Re: Recovery performance of standby for multiple concurrent truncates on large tables

On Tue, Jul 31, 2018 at 8:01 AM, Robert Haas <robertmhaas(at)gmail(dot)com> wrote:
> On Mon, Jul 30, 2018 at 1:22 AM, Jamison, Kirk <k(dot)jamison(at)jp(dot)fujitsu(dot)com> wrote:
>> 1. Because the multiple scans of the whole shared buffer per concurrent truncate/drop table was the cause of the time-consuming behavior, DURING the failover process while WAL is being applied, we temporary delay the scanning and invalidating of shared buffers. At the same time, we remember the relations/relfilenodes (of dropped/truncated tables) by adding them in a hash table called "skip list".
>> 2. After WAL is applied, the checkpoint(or bg writer) scans the shared buffer only ONCE, compare the pages against the skip list, and invalidates the relevant pages. After deleting the relevant pages on the shared memory, it will not be written back to the disk.
>>
>> Assuming the theory works, this design will only affect the behavior of checkpointer (or maybe bg writer) during recovery process / failover. Any feedback, thoughts?
>
> How would this work if a relfilenode number that belonged to an old
> relation got recycled for a new relation?
>
> I think something like this could be made to work -- both on the
> master and the standby, and not just while waiting for a failover --
> if we did something like this:
>
> (1) Limit the number of deferred drops to a reasonably small number
> (one cache line? 1kB?).
> (2) Background writer regularly does scans do clean out everything
> from the deferred-drop list.
> (3) If a foreground process finds the deferred-drop list is full when
> it needs to add to it, it forces a clean-out of the list contents +
> whatever new stuff it has in a single pass.
> (4) If we are about generate a relfilenode that's in the list, we
> either force a clean out or generate a different relfilenode instead.
> (5) Every buffer cleaning operation checks the deferred-drop list and
> invalidates without write-out if the buffer is found.
>
> It's not clear to me whether it would be worth the overhead of doing
> something like this. Making relation drops faster at the cost of
> making buffer cleaning slower could be a loser.

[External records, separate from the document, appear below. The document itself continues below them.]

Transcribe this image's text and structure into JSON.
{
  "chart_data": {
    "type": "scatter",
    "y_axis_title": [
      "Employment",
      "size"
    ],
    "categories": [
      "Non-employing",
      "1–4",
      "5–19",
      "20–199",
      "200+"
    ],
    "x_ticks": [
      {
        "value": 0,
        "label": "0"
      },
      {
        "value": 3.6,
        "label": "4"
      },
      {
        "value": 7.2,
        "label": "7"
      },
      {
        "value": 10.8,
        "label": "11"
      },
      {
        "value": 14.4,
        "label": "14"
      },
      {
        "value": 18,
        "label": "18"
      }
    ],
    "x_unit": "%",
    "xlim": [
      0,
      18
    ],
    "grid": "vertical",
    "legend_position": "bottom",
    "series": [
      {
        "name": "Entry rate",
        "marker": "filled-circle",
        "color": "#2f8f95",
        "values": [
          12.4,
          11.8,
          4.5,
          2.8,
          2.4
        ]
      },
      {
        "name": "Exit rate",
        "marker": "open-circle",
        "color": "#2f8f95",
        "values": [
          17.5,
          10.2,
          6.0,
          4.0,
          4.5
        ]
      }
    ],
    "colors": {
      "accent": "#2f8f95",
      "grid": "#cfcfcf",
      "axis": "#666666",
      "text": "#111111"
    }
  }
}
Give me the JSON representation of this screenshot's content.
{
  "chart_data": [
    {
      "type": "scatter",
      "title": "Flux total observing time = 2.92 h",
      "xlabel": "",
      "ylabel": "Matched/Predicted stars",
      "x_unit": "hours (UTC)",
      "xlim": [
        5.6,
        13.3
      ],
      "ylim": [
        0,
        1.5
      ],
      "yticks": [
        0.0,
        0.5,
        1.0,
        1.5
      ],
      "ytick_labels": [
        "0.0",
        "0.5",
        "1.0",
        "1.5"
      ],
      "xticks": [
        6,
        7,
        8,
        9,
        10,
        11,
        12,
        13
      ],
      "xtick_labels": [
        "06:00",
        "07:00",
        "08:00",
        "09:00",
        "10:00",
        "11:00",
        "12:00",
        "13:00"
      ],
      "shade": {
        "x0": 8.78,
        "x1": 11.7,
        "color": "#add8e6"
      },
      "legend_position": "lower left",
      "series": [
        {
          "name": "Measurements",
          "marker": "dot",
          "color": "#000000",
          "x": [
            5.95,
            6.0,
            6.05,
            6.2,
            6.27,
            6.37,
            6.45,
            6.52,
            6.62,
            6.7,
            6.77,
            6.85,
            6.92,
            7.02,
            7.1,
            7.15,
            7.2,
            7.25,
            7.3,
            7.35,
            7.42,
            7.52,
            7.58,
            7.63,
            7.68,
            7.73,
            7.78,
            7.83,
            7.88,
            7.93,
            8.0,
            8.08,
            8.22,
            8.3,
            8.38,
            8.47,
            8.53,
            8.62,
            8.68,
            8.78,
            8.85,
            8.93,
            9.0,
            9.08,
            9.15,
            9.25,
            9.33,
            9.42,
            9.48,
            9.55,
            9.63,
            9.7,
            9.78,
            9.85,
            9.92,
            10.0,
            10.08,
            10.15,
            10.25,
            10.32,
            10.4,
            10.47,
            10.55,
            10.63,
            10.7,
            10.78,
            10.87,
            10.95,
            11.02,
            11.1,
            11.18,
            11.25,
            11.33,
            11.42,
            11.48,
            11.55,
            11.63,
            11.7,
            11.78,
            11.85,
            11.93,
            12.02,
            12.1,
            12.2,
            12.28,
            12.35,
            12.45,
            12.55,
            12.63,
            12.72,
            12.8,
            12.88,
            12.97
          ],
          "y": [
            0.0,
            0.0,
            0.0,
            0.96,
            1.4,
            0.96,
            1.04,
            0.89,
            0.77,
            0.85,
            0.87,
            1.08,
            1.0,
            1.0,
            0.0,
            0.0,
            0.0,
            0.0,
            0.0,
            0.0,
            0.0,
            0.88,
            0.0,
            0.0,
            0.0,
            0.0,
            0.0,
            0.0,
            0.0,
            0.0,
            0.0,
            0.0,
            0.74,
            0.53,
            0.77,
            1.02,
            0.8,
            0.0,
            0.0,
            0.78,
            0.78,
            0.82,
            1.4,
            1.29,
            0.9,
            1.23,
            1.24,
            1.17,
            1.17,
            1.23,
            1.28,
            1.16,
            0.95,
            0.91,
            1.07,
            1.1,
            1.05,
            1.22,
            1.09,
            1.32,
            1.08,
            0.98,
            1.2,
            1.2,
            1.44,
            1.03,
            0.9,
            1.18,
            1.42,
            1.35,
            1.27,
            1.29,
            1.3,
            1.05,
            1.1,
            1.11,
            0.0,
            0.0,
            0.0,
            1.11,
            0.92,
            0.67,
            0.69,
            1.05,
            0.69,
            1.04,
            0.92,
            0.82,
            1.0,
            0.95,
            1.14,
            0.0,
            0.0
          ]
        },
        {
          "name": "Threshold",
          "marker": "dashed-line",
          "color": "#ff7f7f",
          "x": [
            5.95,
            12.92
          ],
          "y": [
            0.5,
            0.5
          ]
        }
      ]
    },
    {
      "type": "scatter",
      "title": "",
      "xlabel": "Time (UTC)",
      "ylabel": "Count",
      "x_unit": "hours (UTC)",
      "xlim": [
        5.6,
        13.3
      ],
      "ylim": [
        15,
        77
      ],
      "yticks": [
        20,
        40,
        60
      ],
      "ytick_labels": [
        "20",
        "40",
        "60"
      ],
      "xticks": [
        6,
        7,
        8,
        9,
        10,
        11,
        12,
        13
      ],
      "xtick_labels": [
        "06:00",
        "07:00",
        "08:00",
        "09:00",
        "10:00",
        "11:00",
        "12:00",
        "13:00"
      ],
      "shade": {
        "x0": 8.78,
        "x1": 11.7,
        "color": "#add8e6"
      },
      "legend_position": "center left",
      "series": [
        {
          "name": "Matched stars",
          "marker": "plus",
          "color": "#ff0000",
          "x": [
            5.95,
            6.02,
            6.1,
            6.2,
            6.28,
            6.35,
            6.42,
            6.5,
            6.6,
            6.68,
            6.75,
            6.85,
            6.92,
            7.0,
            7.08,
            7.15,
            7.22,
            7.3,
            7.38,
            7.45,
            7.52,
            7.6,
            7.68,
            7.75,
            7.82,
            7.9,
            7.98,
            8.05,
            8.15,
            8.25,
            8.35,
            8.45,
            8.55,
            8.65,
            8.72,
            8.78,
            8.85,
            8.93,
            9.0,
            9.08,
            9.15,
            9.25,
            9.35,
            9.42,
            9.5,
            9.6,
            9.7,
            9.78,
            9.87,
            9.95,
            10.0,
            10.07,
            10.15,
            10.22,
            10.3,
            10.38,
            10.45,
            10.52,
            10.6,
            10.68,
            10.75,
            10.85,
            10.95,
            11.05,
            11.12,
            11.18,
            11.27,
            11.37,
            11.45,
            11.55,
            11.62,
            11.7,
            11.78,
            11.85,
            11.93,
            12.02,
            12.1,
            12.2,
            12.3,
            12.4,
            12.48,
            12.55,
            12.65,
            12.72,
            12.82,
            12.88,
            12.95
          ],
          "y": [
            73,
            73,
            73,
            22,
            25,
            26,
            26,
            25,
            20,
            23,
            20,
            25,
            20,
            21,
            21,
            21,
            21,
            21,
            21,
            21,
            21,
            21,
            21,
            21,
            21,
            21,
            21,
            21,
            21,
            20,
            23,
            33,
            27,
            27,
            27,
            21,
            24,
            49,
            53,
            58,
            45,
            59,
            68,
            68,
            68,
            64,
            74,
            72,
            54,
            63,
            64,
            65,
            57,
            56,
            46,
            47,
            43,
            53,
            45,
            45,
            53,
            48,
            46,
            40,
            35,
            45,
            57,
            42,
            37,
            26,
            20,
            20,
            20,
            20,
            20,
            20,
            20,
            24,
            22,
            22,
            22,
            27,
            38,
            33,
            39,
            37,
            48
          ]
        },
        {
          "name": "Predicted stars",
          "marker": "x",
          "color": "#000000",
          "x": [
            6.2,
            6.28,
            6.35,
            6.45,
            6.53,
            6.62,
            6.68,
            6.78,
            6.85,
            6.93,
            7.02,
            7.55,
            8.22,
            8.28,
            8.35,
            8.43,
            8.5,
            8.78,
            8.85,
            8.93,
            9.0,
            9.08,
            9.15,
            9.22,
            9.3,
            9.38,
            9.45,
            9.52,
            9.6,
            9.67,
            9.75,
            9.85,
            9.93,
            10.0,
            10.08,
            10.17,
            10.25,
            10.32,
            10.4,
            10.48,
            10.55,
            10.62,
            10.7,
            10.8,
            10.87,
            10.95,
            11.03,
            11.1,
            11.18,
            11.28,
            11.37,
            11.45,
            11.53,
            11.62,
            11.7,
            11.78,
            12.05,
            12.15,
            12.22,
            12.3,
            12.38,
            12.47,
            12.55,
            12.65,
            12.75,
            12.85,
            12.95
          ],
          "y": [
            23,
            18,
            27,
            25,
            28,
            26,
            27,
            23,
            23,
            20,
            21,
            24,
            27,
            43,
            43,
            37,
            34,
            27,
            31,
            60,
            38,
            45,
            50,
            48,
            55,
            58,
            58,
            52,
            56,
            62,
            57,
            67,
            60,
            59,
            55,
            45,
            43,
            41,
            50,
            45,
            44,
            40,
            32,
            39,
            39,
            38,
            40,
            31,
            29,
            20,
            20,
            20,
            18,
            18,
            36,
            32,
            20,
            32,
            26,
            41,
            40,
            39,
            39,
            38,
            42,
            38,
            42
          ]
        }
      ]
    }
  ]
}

Perhaps you could make it a bit more incremental, avoiding the full
clean-out scans (your points 2 and 3) while still allowing the
background writer to bear the brunt in the best case? Something like
this:

The zombie relfilenode tracker could be fixed-size and self-cleaning:
entries could be dropped when the CLOCK hand completes a full rotation
since the entry was created, and if it's full when you're trying to
insert a new entry you can scan the buffer pool until you've caused
one entry (the oldest, by clock hand-at-time-of-insertion) to be
remove to make space (so the worst case is a full pass, but hopefully
we can drop one entry before then). The main argument I can think of
against that idea is that it is tied to the current buffer eviction
strategy, using its buffer index-based clock hand as a horizon.
Extracting a useful horizon for algorithms like ARC or CAR would
probably need more thought, because their 'hands' jump around
following next pointers.

Anyway, it's a lot of complexity, and it falls back to a worst cases
like today, and can also transfer work to innocent foreground
processes. I see why Andres says we should just get a better data
structure so we can make the guy doing the dropping pay for it up
front, but more efficiently. I suspect we may also want an ordered
data structure for write clustering purposes one day.

--
Thomas Munro
http://www.enterprisedb.com